Friday, July 18, 2014

Grafted Trees

I know it is a bit late in the year since I actually wrote this post.  Things got quite busy on the farm and then Alicia and I had a baby boy earlier this month so that is keeping us both quite busy but here is the post that I started months ago:

To me one of the more beautiful sights in spring is seeing all the trees in bloom.  The past couple of years I have been doing some grafting on fruit trees at Casa Maria in Milwaukee, at the farm in Watertown and even at my parents house.

Grafting describes any of a number of techniques in which a section of a stem with leaf buds is inserted into the stock of a tree (UMN Extension Grafting Site).  So the reasons for doing this are many.  For example you have a favourite kind of apple tree and you want to duplicate it.  The problem is that planting the seed from your favourite apple tree will not give you the same kind of fruit.  That is to say planting the seed from a Jonagold will not give you a Johnagold tree.  So instead you take a bud or a twig/stem from the Johnagold tree and splice it into another apple tree.  This way the genetic material from the Johnagold will then be in the grafted tree.  We have lots of grafted trees at the farm.  Some are grafted so that the they don't grow to be full sized, others are grafted so that we can multiple varieties from one tree.  In Milwaukee I grafted a pear tree with several other types of pears.  Multiple varieties are needed nearby in order for the tree to pollinate and set fruit.  This way I only needed to have one pear tree.  The grafts that I did a few years ago now are quite large and look well established.

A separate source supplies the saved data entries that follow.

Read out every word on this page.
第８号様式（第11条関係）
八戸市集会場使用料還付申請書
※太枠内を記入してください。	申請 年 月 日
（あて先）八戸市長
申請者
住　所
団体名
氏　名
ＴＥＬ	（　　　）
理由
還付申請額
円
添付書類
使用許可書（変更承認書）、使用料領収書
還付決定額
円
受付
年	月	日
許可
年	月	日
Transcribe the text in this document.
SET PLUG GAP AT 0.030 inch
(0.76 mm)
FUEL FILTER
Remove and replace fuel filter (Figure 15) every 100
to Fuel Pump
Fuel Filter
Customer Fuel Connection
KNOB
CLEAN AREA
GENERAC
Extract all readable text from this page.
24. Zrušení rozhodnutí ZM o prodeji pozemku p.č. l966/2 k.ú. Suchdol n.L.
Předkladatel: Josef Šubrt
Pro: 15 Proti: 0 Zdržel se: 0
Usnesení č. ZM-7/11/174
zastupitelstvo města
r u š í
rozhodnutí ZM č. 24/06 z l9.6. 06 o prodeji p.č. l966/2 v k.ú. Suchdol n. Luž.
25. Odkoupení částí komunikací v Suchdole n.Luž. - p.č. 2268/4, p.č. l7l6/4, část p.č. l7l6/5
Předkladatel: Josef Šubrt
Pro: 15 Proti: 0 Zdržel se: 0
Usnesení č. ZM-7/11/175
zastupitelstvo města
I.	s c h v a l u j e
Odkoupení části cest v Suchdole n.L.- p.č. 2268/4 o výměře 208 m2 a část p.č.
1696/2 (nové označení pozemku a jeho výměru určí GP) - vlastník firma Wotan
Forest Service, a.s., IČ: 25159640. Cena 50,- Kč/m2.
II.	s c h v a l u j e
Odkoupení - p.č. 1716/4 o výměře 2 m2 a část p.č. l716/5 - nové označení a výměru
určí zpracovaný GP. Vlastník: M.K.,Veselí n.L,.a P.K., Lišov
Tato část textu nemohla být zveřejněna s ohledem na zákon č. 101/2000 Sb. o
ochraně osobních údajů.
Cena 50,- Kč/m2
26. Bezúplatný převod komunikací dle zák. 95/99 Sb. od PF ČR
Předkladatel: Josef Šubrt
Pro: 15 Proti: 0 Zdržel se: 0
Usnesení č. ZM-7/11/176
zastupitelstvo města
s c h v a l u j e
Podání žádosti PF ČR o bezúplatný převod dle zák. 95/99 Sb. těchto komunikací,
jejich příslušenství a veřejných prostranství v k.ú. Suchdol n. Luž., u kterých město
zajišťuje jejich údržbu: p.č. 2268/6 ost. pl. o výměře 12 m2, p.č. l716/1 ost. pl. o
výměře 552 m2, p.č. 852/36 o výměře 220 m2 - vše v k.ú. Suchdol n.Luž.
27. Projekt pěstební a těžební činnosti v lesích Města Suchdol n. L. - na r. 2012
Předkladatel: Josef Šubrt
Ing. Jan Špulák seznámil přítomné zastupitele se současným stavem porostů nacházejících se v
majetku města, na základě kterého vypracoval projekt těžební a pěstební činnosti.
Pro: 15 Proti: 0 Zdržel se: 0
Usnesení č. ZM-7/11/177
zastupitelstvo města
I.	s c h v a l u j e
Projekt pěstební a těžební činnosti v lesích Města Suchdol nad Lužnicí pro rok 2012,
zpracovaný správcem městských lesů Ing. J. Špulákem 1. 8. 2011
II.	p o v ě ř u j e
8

At the farm I grafted a variety of different apples onto the crabapple tree.  The white flower is from a standard apple and the grafted branches should bear fruit in just a couple of years instead of a long time that it would take for the tree to grow from seed and then be grafted.  An additional plus is that the crab apple is very hardy and well established. 
The white flower is the grafted apple onto the crab apple.

I also tried something new this year.  I did some green grafting with grapes.  Green grafting as I am calling it is when the scionwood is not dormant.  I need some more practice with it in order to get the right amount of a bud to get it to work but this is my first successful cultivated to wild grape graft.  I am eager to see what happens next year.

This is the result of my green grafting concord grapes onto a wild grape vine.  It actually took and is producing new leaves.

A piece of the concord grape cut and ready to be spliced/grafted onto a wild grape vine.  This method of budding didn't work as well for me when I tried green grafting.

A piece of concord grape vine cut for tongue graft which surprisingly worked.



The crab apple tree that has been grafted onto a few times.

The standard pink crab apple flowers.